Buyer's Guide · Timeline
How Long Does an AI Consulting Project Take?
What actually happens week by week, and what slows projects down.
A typical DeployToday.AI engagement moves from first conversation to a live, working AI system in about two weeks, broken into five stages. Simple workflows move faster; projects involving multiple systems or a lot of internal sign-off take longer.
The five-stage timeline
| Stage | What happens | Typical duration |
|---|---|---|
| 01 Discovery | We understand the business, its systems, and where AI could help. | 1 day |
| 02 Opportunity Mapping | We identify the highest-value use cases. | 1 day |
| 03 Solution Design | We define the workflow, tools, and deployment plan. | 1 day |
| 04 Build & Rollout | We configure, build, test, and roll out to the relevant team. | 1 week |
| 05 Adoption & Improvement | Training, handover, and post-launch refinement. | Ongoing |
What actually slows AI projects down
- No single internal owner — decisions stall when three people need to agree on everything.
- Data or system access takes longer to sort out than expected.
- Scope creep — "can it also do X" added mid-build without adjusting the timeline.
- Waiting on stakeholder sign-off between stages.

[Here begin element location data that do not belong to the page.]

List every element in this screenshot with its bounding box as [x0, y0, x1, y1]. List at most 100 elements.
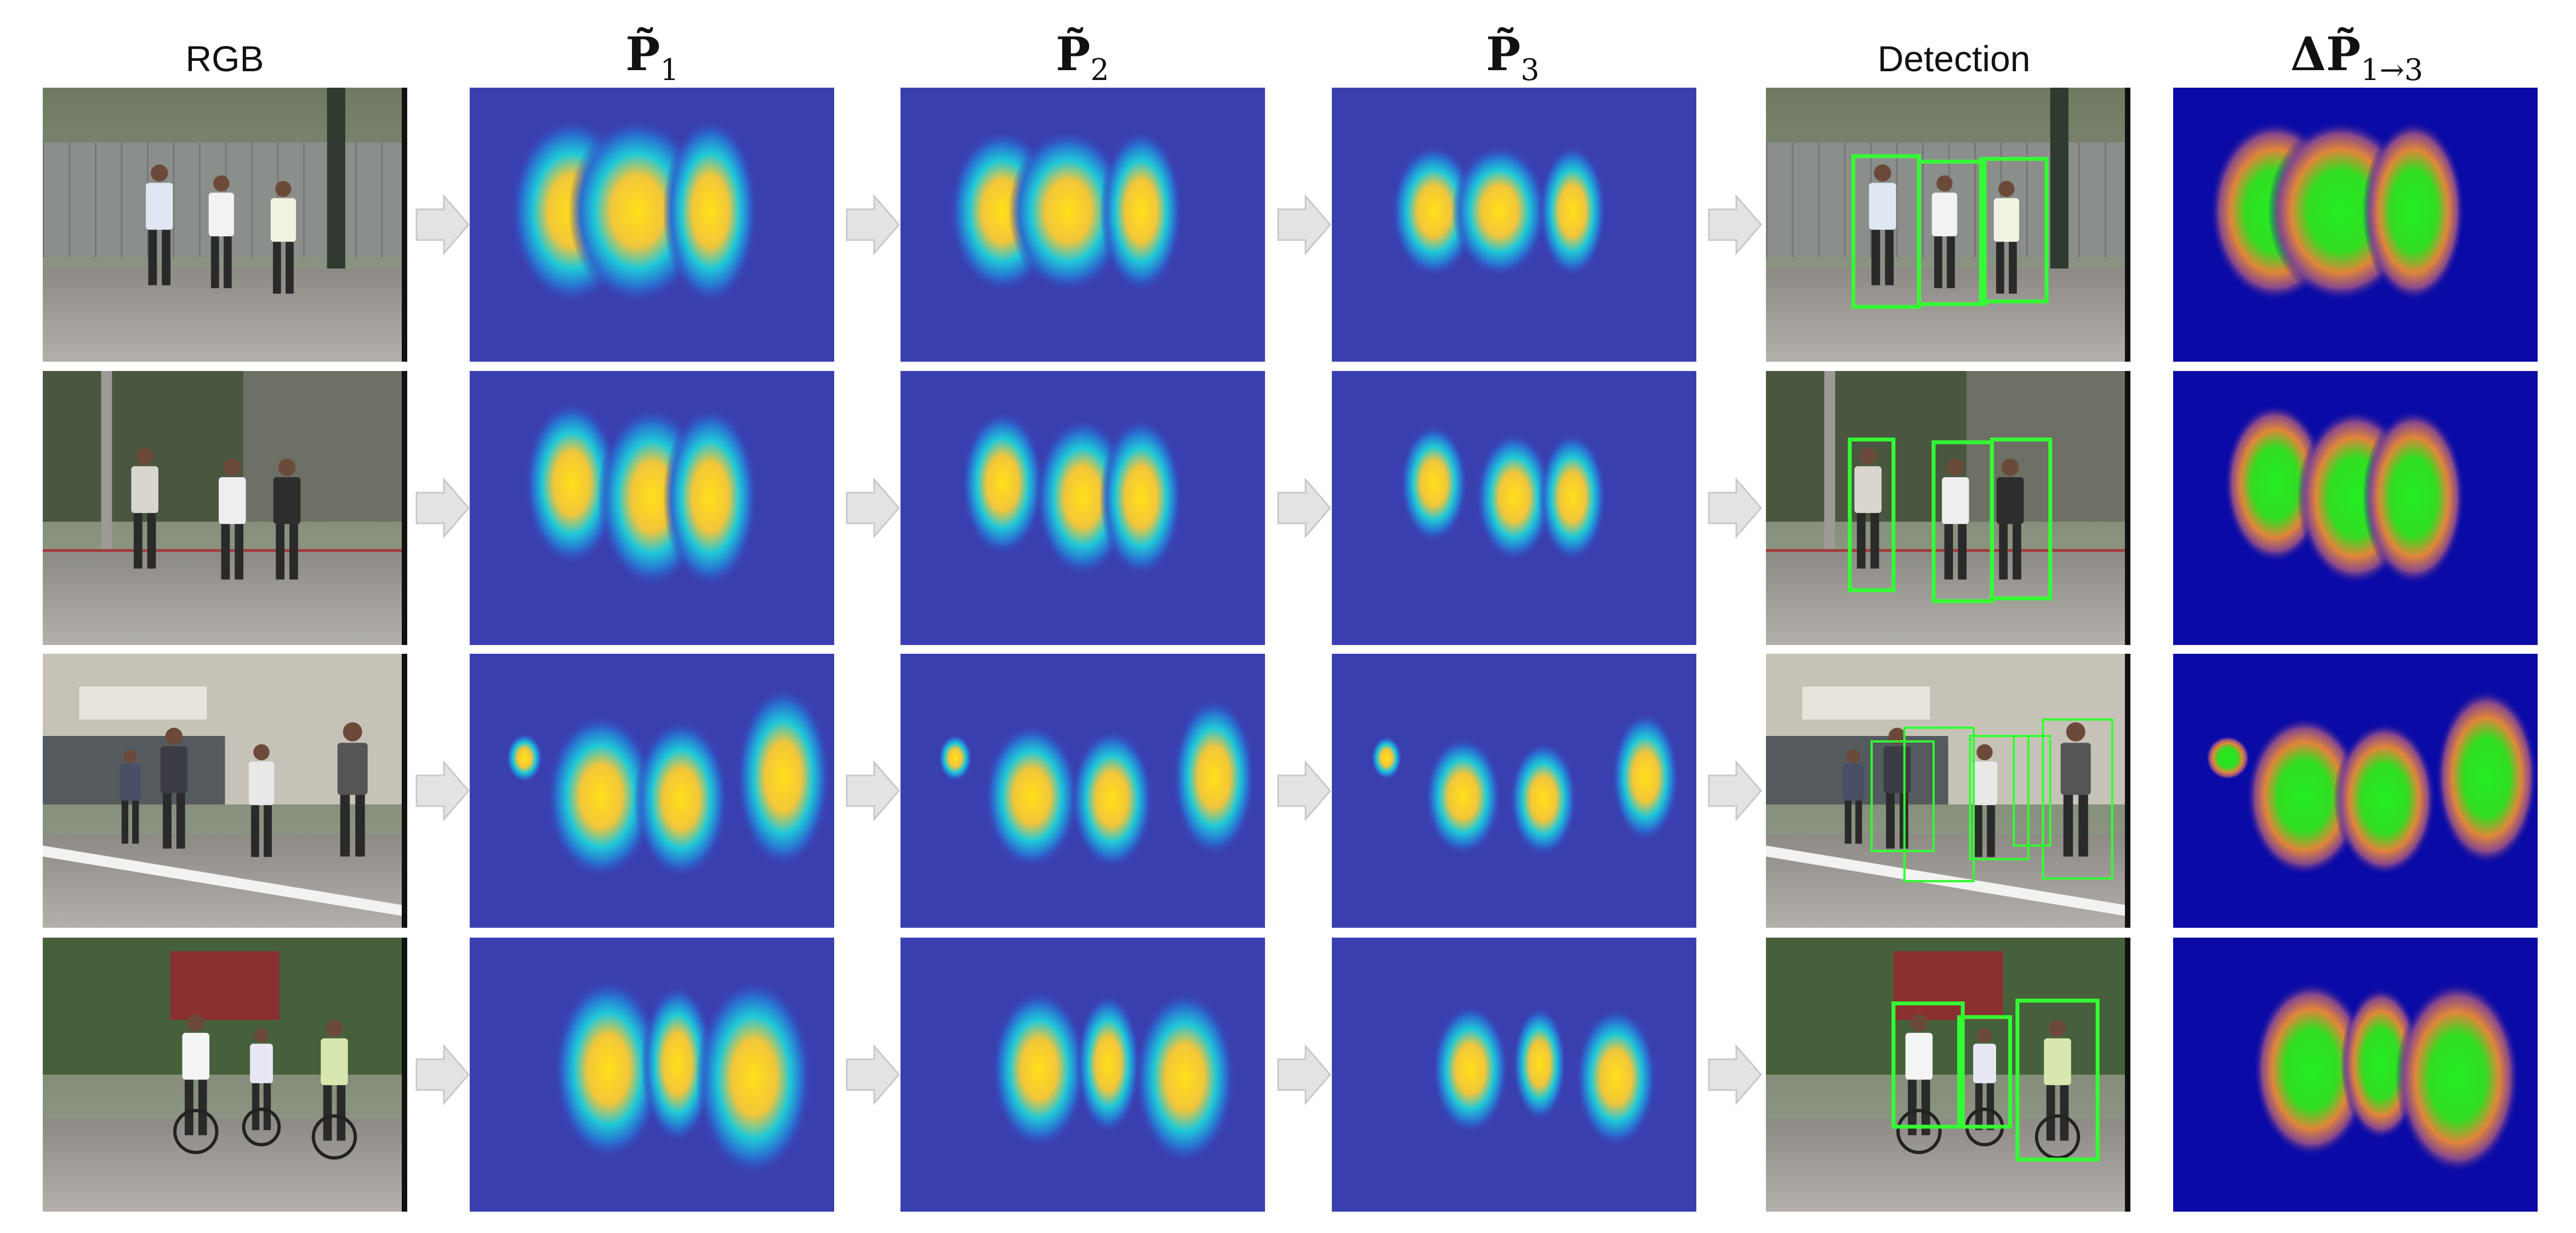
figure-row-road-three-cyclists [43, 938, 2538, 1212]
right-arrow-icon [1708, 1043, 1762, 1106]
person [1993, 181, 2019, 294]
fence-post [1922, 142, 1924, 258]
fence-post [43, 142, 44, 258]
frame-border [402, 88, 407, 362]
person-head [2001, 459, 2019, 476]
detection-box [1979, 157, 2049, 304]
person-torso [146, 182, 173, 230]
person-head [165, 728, 183, 745]
person-leg [132, 800, 139, 844]
person-torso [248, 761, 275, 806]
heatmap-blob [546, 714, 656, 878]
person-leg [133, 513, 143, 569]
building [243, 371, 407, 522]
fence-post [199, 142, 201, 258]
person-leg [1844, 800, 1852, 844]
person [311, 1020, 357, 1160]
person [1996, 459, 2024, 580]
person-leg [185, 1080, 193, 1135]
detection-box [1917, 159, 1987, 306]
person [242, 1028, 281, 1146]
person-head [1977, 1028, 1992, 1043]
fence-post [1974, 142, 1976, 258]
person-torso [1869, 182, 1896, 230]
person-leg [162, 230, 171, 286]
person-head [275, 181, 292, 197]
difference-blob [2395, 981, 2520, 1173]
person-head [213, 175, 230, 192]
heatmap-blob [1172, 698, 1256, 857]
detection-box [2015, 998, 2100, 1162]
person-torso [321, 1038, 348, 1086]
person-head [253, 744, 270, 761]
person [270, 181, 296, 294]
person-head [1936, 175, 1953, 192]
pole [1824, 371, 1836, 563]
heatmap-blob [1099, 129, 1183, 293]
person-torso [1883, 746, 1911, 794]
rgb-image [43, 654, 407, 928]
bicycle-wheel [311, 1114, 357, 1160]
heatmap-p1 [470, 88, 834, 362]
person-leg [1944, 524, 1953, 580]
frame-border [2125, 88, 2130, 362]
person-leg [2078, 795, 2088, 857]
person-head [224, 459, 241, 476]
heatmap-p1 [470, 654, 834, 928]
person-leg [323, 1085, 332, 1141]
heatmap-blob [1371, 736, 1403, 780]
person-head [187, 1014, 205, 1032]
right-arrow-icon [846, 193, 900, 256]
right-arrow-icon [846, 1043, 900, 1106]
person-leg [2046, 1085, 2055, 1141]
right-arrow-icon [846, 477, 900, 539]
heatmap-p1 [470, 938, 834, 1212]
person-leg [1974, 805, 1982, 857]
person-leg [1947, 236, 1955, 288]
heatmap-blob [506, 733, 543, 783]
rgb-image [43, 938, 407, 1212]
detection-box [1848, 437, 1896, 592]
person-head [343, 722, 362, 741]
person-leg [1986, 1083, 1994, 1131]
person-leg [286, 242, 294, 294]
person-torso [1942, 477, 1969, 524]
heatmap-blob [634, 720, 729, 878]
person [248, 744, 275, 857]
shop-sign [1802, 687, 1930, 720]
person-leg [1987, 805, 1995, 857]
rgb-image [43, 371, 407, 645]
person [160, 728, 188, 849]
difference-blob [2362, 121, 2465, 301]
difference-map [2173, 371, 2538, 645]
person-leg [340, 795, 350, 857]
detection-box [1903, 727, 1975, 882]
person-leg [235, 524, 244, 580]
person-leg [1999, 524, 2008, 580]
difference-blob [2253, 981, 2370, 1157]
difference-map [2173, 938, 2538, 1212]
road [43, 1118, 407, 1212]
heatmap-blob [1538, 432, 1606, 562]
heatmap-p3 [1332, 371, 1696, 645]
heatmap-blob [1099, 418, 1183, 576]
person-head [326, 1020, 343, 1037]
person-leg [2060, 1085, 2069, 1141]
person-leg [337, 1085, 346, 1141]
fence-post [1792, 142, 1794, 258]
right-arrow-icon [415, 760, 470, 822]
heatmap-blob [1390, 145, 1477, 277]
person-torso [2044, 1038, 2071, 1086]
person-leg [1908, 1080, 1917, 1135]
heatmap-blob [641, 984, 714, 1143]
person-leg [252, 1083, 260, 1131]
heatmap-blob [1008, 129, 1128, 293]
column-title-detection: Detection [1878, 38, 2031, 79]
fence-post [2078, 142, 2080, 258]
heatmap-blob [524, 401, 619, 566]
heatmap-blob [1575, 1007, 1657, 1148]
column-title-p3: P̃3 [1486, 27, 1540, 87]
figure-rows [43, 88, 2538, 1212]
fence-post [69, 142, 71, 258]
heatmap-blob [663, 118, 758, 304]
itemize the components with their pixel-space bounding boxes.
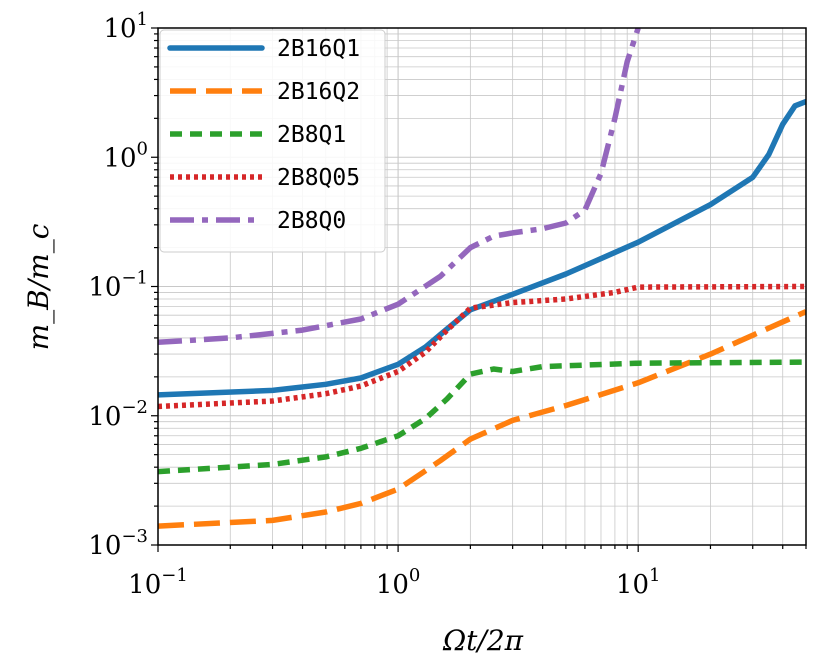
x-tick-label: 101: [616, 565, 661, 600]
legend-label: 2B8Q0: [277, 208, 346, 234]
series-line-2B8Q05: [158, 283, 806, 410]
y-tick-label: 10−1: [88, 268, 148, 303]
plot-series: [158, 28, 806, 529]
legend-label: 2B8Q05: [277, 165, 360, 191]
series-line-2B16Q1: [158, 98, 806, 398]
x-ticks: 10−1 100 101: [128, 545, 807, 600]
y-ticks: 10−3 10−2 10−1 100 101: [88, 9, 158, 561]
legend-label: 2B16Q1: [277, 36, 360, 62]
y-axis-label: m_B/m_c: [22, 223, 55, 350]
x-tick-label: 10−1: [128, 565, 188, 600]
y-tick-label: 10−3: [88, 526, 148, 561]
y-tick-label: 101: [103, 9, 148, 44]
y-tick-label: 10−2: [88, 397, 148, 432]
series-line-2B8Q0: [158, 28, 641, 346]
legend-label: 2B16Q2: [277, 79, 360, 105]
legend: 2B16Q1 2B16Q2 2B8Q1 2B8Q05 2B8Q0: [159, 29, 386, 253]
y-tick-label: 100: [103, 138, 148, 173]
x-axis-label: Ωt/2π: [442, 624, 524, 657]
x-tick-label: 100: [376, 565, 421, 600]
series-line-2B16Q2: [158, 309, 806, 529]
legend-box: [159, 29, 386, 253]
legend-label: 2B8Q1: [277, 122, 346, 148]
series-line-2B8Q1: [158, 359, 806, 475]
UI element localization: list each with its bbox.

- Switching tools or direction partway through.
How to keep your project on schedule
- Nominate one internal owner before kickoff.
- Sort out data and system access before the Build & Rollout stage, not during it.
- Agree the acceptance checklist upfront — what "done" looks like, in writing.
- Start with one workflow, not five. Prove it works, then expand.
Fast path vs. full build
- AI Opportunity Audit is the fastest path — it produces clarity and a roadmap, not a live system, so it's measured in days.
- AI Workflow Deployment is the build itself — measured in weeks, depending on how many systems it touches.
- AI Team Enablement has no fixed end point by design — it's ongoing support and training, not a one-off project.